Israel recognized an informal settlement in the occupied West Bank two days before a general election, while Prime Minister Benjamin Netanyahu renewed his pledge to annex the occupied Palestinian Jordan Valley and the northern Dead Sea to Israel after the election.
Netanyahu's office said that during its weekly session in the Jordan Valley, the government agreed to "transform the informal settlement of Mivot Jericho in the Jordan Valley into an official settlement."
All settlements are illegal under international law, but Israel makes a distinction between those it has agreed to and those that have not.
Netanyahu renewed his pledge to annex the Palestinian areas of the Jordan Valley and the northern Dead Sea to Israel immediately after the formation of his next government.
He added in a statement opened by the weekly meeting of his outgoing government held in a settlement in the Jordan Valley; that the cornerstone of his policy is to start annexing settlements in the West Bank, and areas where there are no settlements, as he put it.
Regarding his plan to annex the Jordan Valley and north of the Dead Sea to Israel, Netanyahu said: "I have pledged to do so in the previous days, and I am proud to establish this settlement today.
He said he would embark on a decision to annex the Jordan Valley after the election, and would wait for US President Donald Trump to announce his Middle East peace plan, known as the "deal of the century," before embarking on settlements.

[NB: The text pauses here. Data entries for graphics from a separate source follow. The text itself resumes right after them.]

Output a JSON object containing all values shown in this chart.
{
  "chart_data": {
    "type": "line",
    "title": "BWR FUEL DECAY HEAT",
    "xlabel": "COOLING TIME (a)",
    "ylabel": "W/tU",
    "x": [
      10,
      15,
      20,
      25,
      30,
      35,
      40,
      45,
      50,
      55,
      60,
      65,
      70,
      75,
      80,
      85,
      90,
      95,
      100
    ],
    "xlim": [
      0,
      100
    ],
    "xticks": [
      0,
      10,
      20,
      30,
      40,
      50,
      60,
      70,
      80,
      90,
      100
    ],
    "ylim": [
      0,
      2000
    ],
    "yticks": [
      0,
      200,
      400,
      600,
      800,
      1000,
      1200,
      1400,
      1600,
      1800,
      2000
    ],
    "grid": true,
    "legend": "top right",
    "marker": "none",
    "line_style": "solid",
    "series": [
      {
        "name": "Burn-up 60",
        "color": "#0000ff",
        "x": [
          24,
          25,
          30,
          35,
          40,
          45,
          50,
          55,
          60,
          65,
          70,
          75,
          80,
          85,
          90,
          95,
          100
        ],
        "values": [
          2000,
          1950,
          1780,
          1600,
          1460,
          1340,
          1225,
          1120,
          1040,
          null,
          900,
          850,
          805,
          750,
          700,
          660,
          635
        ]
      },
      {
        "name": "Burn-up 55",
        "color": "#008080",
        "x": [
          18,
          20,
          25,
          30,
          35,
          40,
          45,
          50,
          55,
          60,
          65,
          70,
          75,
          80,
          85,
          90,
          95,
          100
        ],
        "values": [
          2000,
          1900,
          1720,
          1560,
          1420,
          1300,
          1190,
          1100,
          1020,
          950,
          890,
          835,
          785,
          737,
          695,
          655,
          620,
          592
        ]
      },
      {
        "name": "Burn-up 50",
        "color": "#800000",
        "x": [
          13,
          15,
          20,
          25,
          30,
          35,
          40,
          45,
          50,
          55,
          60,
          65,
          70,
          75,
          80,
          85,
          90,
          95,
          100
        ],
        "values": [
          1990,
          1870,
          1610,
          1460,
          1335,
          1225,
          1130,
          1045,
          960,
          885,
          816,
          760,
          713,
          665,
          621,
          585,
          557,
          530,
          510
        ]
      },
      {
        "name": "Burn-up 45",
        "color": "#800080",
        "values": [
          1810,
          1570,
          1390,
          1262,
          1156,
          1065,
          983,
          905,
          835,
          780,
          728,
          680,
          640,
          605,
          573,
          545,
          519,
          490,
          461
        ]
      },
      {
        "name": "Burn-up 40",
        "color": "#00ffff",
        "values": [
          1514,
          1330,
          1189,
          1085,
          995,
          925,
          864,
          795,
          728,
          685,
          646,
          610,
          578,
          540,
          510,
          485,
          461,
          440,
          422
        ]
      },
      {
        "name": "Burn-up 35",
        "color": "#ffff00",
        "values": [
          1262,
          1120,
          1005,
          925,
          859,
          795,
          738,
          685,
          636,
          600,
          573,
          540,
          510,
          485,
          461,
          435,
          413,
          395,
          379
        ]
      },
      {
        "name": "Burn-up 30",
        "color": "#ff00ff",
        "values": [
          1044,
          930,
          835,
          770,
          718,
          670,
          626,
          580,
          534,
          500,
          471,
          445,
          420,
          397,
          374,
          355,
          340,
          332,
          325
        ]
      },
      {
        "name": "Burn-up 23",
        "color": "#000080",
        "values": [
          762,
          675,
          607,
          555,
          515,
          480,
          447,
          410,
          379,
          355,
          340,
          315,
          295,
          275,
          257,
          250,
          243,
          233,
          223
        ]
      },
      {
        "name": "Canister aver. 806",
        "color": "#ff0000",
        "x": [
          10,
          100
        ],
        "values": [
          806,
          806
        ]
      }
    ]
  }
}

Turkish Foreign Minister Mevlut Cavusoglu on Sunday strongly criticized Netanyahu's comments and said his intention to annex land from the occupied West Bank was a "despicable attempt to win a few more votes in the elections."
"Israel draws boldness from the support of some countries and continues its aggressive policies which are becoming a system of racial discrimination," said Gavishoglu, during his participation in the extraordinary meeting of the Organization of Islamic Cooperation (OIC) in the western city of Jeddah.
Against the Arabs
Netanyahu continued his campaign of incitement against Arab voters, accusing them of rigging previous elections in April.
He asked his ministers, particularly the ministers of internal security and the judiciary, to not investigate the ballot boxes in the Arab sector within the Green Line in those elections.
The latest opinion poll conducted before the end of the legal period that allows polls before the election day in Israel; Netanyahu - leader of the Likud party - will be the winner and the most likely to form a new Israeli government.
According to the poll of 3,193 Israelis, Netanyahu's chance to form a right-wing and religious government under his leadership with a coalition base of at least 61 Knesset members has become strong.
The results indicated that Likud would get 33 seats, and that his rival "Blue White" will get 32, while the joint list of Arab parties will get 11 seats, and "Yisrael Beiteinu" led by Avigdor Lieberman on nine.
The results predicted eight seats for the ultra-Orthodox Yehudet Hatourat party, and seven for both the ultra-Orthodox Shas and the extreme right.
The poll also predicted that the leftist Democratic camp would win five seats, the Labor coalition four, and four seats similar to the party "Outsamat Israel", both on the edge of the discount rate.